Expects to deliver revenue growth of 20% for the full year
Jordan-based pharmaceuticals firm Hikma Pharmaceuticals has delivered a ‘strong first half performance’ according to chief executive Said Darwazah.
Group revenue increased by 34.8% to US$532.3m, while earnings before interest tax depreciation and amortisation (EBITDA) rose by 47.1% to $103.7m for the six months to 30 June 2012.
The figures were helped by several acquisitions, including last year’s $111m purchase of a controlling stake in Morocco’s Promopharm.
The firm’s operations are conducted through three businesses: Branded, Injectables and Generics. These are based primarily in the Middle East and North Africa (MENA) region, where Hikma is market leader.
Branded revenue growth of 24.6% reflected strong demand across the firm’s MENA markets, with organic growth of 12.8%.
The Injectables division reported a near-doubling of first-half sales to $225m.
Generics revenue fell 27% to $55.8m, reflecting the impact of additional compliance work at Hikma’s West-Ward Pharmaceuticals oral dosage forms facility in Eatontown, New Jersey following the receipt of a warning letter from the US FDA, as well as increased pricing pressure.
This prompted the firm to downgrade its full-year revenue guidance for the division from $135m to $115m.

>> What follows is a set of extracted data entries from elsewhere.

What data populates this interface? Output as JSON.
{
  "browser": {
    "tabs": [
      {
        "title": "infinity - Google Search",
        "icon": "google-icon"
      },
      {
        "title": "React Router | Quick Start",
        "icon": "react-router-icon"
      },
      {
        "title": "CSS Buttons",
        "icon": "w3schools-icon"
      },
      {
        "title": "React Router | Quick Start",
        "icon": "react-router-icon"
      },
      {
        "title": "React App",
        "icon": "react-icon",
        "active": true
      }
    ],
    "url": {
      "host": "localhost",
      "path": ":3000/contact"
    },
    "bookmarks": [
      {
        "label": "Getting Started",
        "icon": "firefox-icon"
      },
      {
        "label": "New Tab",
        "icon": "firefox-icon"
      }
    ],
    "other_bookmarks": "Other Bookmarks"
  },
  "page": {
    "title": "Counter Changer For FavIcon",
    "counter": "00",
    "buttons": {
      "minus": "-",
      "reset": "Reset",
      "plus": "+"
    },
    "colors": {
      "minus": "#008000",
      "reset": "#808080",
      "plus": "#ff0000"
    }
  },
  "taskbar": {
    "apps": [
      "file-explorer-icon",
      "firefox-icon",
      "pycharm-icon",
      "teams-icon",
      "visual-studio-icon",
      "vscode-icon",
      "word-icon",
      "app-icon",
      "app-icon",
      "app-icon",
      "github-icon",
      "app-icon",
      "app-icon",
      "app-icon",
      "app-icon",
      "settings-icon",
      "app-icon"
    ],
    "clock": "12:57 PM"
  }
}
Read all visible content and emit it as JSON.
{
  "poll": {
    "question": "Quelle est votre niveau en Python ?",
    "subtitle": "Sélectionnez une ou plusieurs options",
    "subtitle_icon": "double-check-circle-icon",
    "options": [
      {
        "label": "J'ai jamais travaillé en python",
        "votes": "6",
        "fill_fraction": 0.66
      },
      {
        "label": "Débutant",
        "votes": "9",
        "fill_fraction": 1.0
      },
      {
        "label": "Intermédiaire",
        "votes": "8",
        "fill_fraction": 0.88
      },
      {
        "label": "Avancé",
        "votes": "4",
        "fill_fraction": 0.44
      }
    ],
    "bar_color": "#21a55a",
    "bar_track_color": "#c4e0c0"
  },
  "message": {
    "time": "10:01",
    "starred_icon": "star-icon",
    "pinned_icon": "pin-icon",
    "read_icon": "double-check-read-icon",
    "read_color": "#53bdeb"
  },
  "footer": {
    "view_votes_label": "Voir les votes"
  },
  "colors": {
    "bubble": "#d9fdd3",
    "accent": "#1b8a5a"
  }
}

Darwazah added: ‘Our global Injectables business continues to deliver extremely strong growth, as we benefit from our increased scale and continued investment in quality and products. In our Generics business, we expect sales gradually to improve in the second half.’
‘Overall, the group is performing well and the outlook is positive for the second half. I am pleased to be able to reiterate our group guidance of around 20% revenue growth for the full year.’